I have long been fascinated with pattern and repetition, both as it occurs naturally and in the context of the man-made. Just as all abstraction ultimately sinks its roots in a representation of nature, however distant and however dramatically stylized, so too do most man-made patterns take their original inspiration from the natural world. The familiar fleur-de-lis is actually a dramatically stylized lily or lotus flower, and even the most visually abstract fractal pattern is only a mathematical representation of the coils of a sea shell or the overlapping scales of a pine cone.
I pursued a series of paintings a few years ago called “Modern Camouflage” which featured very realistically painted owls emerging from highly stylized, heavily patterned, wallpaper-like backgrounds. These pieces were meant to comment not only on the displacement of wildlife from natural to un-natural habitats, but more pointedly on the conflict between illusionistic and flat art in the latter half of the nineteenth century until the advent of post-modernism (and perhaps continuing through present day). The juxtaposition of realistic and decorative techniques and the stark contrast between organic and inorganic patterns, with only the subtlest transition between the two, created a wonderful tension.
Gradually, this series lead me in a more whimsical direction, one that nods quite significantly to the American Pop Art movement. Arising out of the post-war prosperity of the 1950’s that made manufactured goods, once a luxury, mundane and commonplace, pop art was steeped in the everyday. From Andy Warhol’s soup cans to Wayne Thiebaud’s colorful deserts, these artists made us look humorously at our own excesses, and how much of the world around us we take for granted. Among my many obsessions as a painter has always been encouraging the viewer to really observe those things most people overlook, especially those animals which are so common as to become background noise. By taking an animal and reducing it to a silhouetted, stamp-like form, and repeating that shape to create a background pattern, the animal subject is pitted against a mass-produced image of itself. In most cases, the effect is humorous, evoking the animal’s ubiquity, life cycle, or reproductive capacity. In all cases, this systematization of a natural shape highlights the significance of the animal in human life and culture. The bunny becomes an emblem of spring, fertility, and rebirth, even evoking its symbolic association with the pagan Eostre and the Christian Easter. This particular entry in the series draws its color palette from the lively magentas and soft greens of the prickly pear, suggesting the fecundity of the lush Sonoran Desert as well. The chicken and egg represent the same story of fertility, but also their vital world-wide importance as a food product and case study for the modern phenomenon of mass production, the commodification of wildlife. Ravens are the omnipresent tricksters and scavengers, but transformed into a densely repetitive background pattern one can’t help but be reminded of Alfred Hitchcock’s The Birds. The palette too, in lively blues, reds, red-oranges, and blue-greens, suggests something not just Southwestern, but uniquely American. More importantly, the recontextualizing of an incredibly common wild neighbor, forces us to look at the bird in a new light.
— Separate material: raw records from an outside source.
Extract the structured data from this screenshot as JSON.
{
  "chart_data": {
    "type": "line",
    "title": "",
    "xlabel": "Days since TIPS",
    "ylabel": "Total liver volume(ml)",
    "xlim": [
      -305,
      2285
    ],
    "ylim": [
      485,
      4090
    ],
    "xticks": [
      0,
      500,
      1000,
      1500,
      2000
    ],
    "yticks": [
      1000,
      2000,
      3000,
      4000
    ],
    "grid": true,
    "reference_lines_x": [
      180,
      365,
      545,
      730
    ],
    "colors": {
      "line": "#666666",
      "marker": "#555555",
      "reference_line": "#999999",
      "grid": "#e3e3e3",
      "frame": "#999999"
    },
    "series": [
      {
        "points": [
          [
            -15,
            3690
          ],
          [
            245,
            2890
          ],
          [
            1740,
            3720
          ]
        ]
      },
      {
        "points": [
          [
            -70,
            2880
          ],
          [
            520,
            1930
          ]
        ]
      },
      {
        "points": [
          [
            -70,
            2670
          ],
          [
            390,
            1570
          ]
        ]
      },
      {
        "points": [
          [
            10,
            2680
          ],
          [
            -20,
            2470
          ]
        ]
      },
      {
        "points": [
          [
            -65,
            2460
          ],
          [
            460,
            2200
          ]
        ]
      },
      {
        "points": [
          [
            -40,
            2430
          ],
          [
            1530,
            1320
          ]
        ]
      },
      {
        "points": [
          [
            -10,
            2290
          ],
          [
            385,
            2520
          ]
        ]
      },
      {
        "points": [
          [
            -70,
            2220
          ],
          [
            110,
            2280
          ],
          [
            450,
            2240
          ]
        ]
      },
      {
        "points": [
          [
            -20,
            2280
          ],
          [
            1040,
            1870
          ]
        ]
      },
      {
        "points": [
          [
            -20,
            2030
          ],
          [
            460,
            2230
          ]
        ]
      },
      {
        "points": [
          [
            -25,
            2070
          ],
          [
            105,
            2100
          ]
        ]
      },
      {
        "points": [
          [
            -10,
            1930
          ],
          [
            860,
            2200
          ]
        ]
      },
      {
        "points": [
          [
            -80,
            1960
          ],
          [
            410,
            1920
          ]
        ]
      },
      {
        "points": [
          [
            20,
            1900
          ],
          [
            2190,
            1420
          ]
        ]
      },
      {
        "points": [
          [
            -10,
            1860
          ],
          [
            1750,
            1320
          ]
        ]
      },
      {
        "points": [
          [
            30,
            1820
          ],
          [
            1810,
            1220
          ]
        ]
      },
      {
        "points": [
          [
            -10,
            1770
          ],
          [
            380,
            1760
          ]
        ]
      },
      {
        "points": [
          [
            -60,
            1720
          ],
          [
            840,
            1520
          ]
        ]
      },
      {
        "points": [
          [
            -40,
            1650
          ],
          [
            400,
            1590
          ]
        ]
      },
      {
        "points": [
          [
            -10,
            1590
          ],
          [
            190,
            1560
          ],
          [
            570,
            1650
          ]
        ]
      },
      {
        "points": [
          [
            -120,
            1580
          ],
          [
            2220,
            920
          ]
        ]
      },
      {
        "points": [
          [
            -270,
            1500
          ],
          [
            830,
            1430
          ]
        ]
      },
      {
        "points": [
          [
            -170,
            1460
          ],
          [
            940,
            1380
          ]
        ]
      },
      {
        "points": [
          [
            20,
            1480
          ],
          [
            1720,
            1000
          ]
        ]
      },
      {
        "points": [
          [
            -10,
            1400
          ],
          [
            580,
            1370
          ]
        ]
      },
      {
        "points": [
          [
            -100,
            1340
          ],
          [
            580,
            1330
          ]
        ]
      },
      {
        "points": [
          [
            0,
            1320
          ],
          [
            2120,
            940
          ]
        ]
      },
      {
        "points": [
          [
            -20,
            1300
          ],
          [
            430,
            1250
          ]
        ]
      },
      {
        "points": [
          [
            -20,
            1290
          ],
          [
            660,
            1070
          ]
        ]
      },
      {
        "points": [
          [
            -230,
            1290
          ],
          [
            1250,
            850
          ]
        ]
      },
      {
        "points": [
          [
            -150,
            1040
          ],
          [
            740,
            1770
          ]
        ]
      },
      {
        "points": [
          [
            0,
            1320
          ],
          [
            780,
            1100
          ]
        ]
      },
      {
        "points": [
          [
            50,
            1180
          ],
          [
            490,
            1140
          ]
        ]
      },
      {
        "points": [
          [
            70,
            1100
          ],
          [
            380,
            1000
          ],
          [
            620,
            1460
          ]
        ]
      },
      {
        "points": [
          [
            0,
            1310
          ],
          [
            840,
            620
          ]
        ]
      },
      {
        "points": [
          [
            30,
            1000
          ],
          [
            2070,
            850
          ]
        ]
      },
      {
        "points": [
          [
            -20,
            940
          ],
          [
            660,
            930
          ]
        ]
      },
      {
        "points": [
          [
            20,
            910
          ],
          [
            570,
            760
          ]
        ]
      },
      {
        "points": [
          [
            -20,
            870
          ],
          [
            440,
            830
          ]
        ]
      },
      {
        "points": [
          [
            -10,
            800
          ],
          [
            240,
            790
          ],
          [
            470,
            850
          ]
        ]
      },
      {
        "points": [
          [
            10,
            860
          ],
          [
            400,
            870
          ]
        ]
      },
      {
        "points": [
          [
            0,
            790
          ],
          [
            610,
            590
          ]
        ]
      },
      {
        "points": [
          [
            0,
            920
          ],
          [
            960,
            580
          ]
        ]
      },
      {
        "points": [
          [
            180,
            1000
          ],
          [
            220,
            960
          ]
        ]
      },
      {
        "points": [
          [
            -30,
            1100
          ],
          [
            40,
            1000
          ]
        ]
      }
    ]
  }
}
Nature appears chaotic to us, but it is actually highly organized in its own way. It is our desire to control and conquer, arising from the innately human need for structure, that causes us to project our own artificial categories, our own systems of naming and organizing, onto the plants and animals around us. My patterns series seeks to explore this phenomenon in a fun and playful manner, re-contextualizing wildlife into a world of flat shapes, repeated imagery, brand logos, and ones and zeros, searching for old truths in a new world. As Gertrude Stein once wrote, “There is no such thing as repetition. Only insistence.”